Tuesday, December 20, 2011

Chicago parents and community leaders take anti-closings fight to City Hall

From left, Jeanette Taylor-Smith, Pastor Joshua Ivery and Jitu Brown yell protest chants in front of Mayor Rahm Emanuel's office. (Nancy Stone/Chicago Tribune)
South-side parents and community leaders were back at Chicago's City Hall yesterday asking to meet with the mayor and demanding an end to Emanuel's arbitrary school closings, turnarounds and privately-run charter schools. The say that if they don't get word within seven days of an appointment with the mayor, they will stage a sit-in until they secure one.
"We are requesting a moratorium on all school actions in Chicago based on what the research of our experiences tell us.

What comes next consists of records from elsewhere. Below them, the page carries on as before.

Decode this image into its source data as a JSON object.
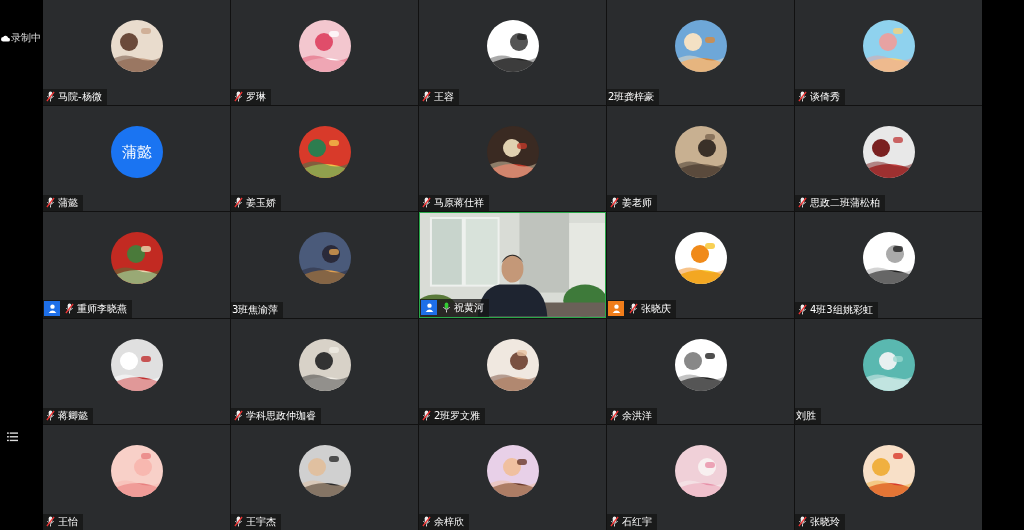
{
  "recording": {
    "label": "录制中"
  },
  "tiles": [
    {
      "kind": "picture",
      "name": "马院-杨微",
      "mic": {
        "muted": true
      },
      "active": false
    },
    {
      "kind": "picture",
      "name": "罗琳",
      "mic": {
        "muted": true
      },
      "active": false
    },
    {
      "kind": "picture",
      "name": "王容",
      "mic": {
        "muted": true
      },
      "active": false
    },
    {
      "kind": "picture",
      "name": "2班龚梓豪",
      "active": false
    },
    {
      "kind": "picture",
      "name": "谈倚秀",
      "mic": {
        "muted": true
      },
      "active": false
    },
    {
      "kind": "initials",
      "initials": "蒲懿",
      "name": "蒲懿",
      "mic": {
        "muted": true
      },
      "active": false
    },
    {
      "kind": "picture",
      "name": "姜玉娇",
      "mic": {
        "muted": true
      },
      "active": false
    },
    {
      "kind": "picture",
      "name": "马原蒋仕祥",
      "mic": {
        "muted": true
      },
      "active": false
    },
    {
      "kind": "picture",
      "name": "姜老师",
      "mic": {
        "muted": true
      },
      "active": false
    },
    {
      "kind": "picture",
      "name": "思政二班蒲松柏",
      "mic": {
        "muted": true
      },
      "active": false
    },
    {
      "kind": "picture",
      "name": "重师李晓燕",
      "mic": {
        "muted": true
      },
      "color": "#1e6fe8",
      "active": false
    },
    {
      "kind": "picture",
      "name": "3班焦渝萍",
      "active": false
    },
    {
      "kind": "video",
      "name": "祝黄河",
      "mic": {
        "muted": false
      },
      "color": "#1e6fe8",
      "active": true
    },
    {
      "kind": "picture",
      "name": "张晓庆",
      "mic": {
        "muted": true
      },
      "color": "#f07d1a",
      "active": false
    },
    {
      "kind": "picture",
      "name": "4班3组姚彩虹",
      "mic": {
        "muted": true
      },
      "active": false
    },
    {
      "kind": "picture",
      "name": "蒋卿懿",
      "mic": {
        "muted": true
      },
      "active": false
    },
    {
      "kind": "picture",
      "name": "学科思政仲珈睿",
      "mic": {
        "muted": true
      },
      "active": false
    },
    {
      "kind": "picture",
      "name": "2班罗文雅",
      "mic": {
        "muted": true
      },
      "active": false
    },
    {
      "kind": "picture",
      "name": "余洪洋",
      "mic": {
        "muted": true
      },
      "active": false
    },
    {
      "kind": "picture",
      "name": "刘胜",
      "active": false
    },
    {
      "kind": "picture",
      "name": "王怡",
      "mic": {
        "muted": true
      },
      "active": false
    },
    {
      "kind": "picture",
      "name": "王宇杰",
      "mic": {
        "muted": true
      },
      "active": false
    },
    {
      "kind": "picture",
      "name": "余梓欣",
      "mic": {
        "muted": true
      },
      "active": false
    },
    {
      "kind": "picture",
      "name": "石红宇",
      "mic": {
        "muted": true
      },
      "active": false
    },
    {
      "kind": "picture",
      "name": "张晓玲",
      "mic": {
        "muted": true
      },
      "active": false
    }
  ]
}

Chicago Public Schools cannot continue to push policy that is harmful to the children,"  said Steven Guy, s the grandparent of a student from Fuller Elementary School. -- WBEZ
The protest comes five days after hundreds of parents, teachers and community activists occupied the Board of Education Meeting, leading to board members shutting down the mics and fleeing the room. 

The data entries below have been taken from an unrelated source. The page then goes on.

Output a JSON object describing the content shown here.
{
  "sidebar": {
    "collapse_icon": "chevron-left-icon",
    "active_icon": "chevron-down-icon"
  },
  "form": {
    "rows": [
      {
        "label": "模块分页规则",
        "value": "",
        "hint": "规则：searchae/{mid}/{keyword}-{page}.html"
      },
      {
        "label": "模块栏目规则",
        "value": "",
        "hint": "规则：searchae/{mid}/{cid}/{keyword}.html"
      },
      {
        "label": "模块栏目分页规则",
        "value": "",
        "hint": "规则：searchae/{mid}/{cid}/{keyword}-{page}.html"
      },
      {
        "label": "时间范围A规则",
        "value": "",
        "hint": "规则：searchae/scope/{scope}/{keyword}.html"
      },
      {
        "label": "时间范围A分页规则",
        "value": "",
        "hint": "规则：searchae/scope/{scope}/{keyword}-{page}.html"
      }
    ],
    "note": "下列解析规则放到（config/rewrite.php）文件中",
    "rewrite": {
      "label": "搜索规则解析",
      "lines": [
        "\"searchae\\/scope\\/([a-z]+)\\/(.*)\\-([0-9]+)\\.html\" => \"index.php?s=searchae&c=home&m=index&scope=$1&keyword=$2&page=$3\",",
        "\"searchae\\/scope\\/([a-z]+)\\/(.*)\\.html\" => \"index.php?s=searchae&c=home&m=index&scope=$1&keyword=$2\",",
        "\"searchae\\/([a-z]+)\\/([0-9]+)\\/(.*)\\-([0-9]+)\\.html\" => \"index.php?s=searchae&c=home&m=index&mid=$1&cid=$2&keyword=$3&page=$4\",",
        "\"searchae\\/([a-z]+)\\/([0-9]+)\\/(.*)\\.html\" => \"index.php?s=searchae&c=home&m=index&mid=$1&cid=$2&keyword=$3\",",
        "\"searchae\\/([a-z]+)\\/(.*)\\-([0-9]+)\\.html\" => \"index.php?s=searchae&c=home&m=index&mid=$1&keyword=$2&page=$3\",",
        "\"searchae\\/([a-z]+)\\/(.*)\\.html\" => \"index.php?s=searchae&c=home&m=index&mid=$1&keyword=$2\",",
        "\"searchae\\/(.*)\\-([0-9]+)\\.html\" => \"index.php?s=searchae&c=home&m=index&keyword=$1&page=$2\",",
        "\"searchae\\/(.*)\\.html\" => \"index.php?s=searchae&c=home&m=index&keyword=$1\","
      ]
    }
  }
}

In These Times writer Joel Handley, quotes community activist Jitu Brown:
To longtime education organizers like Jitu Brown of the Kenwood-Oakland Community Organization (KOCO), the program is just another in a long line of failures. “Reconstitution, reorganization, charter schools–all these initiatives have failed miserably,” Brown says. “They’re window dressings. You have to address poverty before the problems of education.” -- The Poverty of School Reform
Writes Handley:
Brown and KOCO created a model for sustainable success with their Bronzeville Global Achievement Village. They asked parents to forget about budget constraints and imagine the type of education they want for their children. Months of cooperative labor birthed a program that would partner with Dyett High School and its neighborhood feeder schools to streamline curricula between grades and bring much-needed focus to laboratory sciences and leadership. But CPS has other plans. On November 30, it announced that Dyett, along with three other schools, would be closing next year.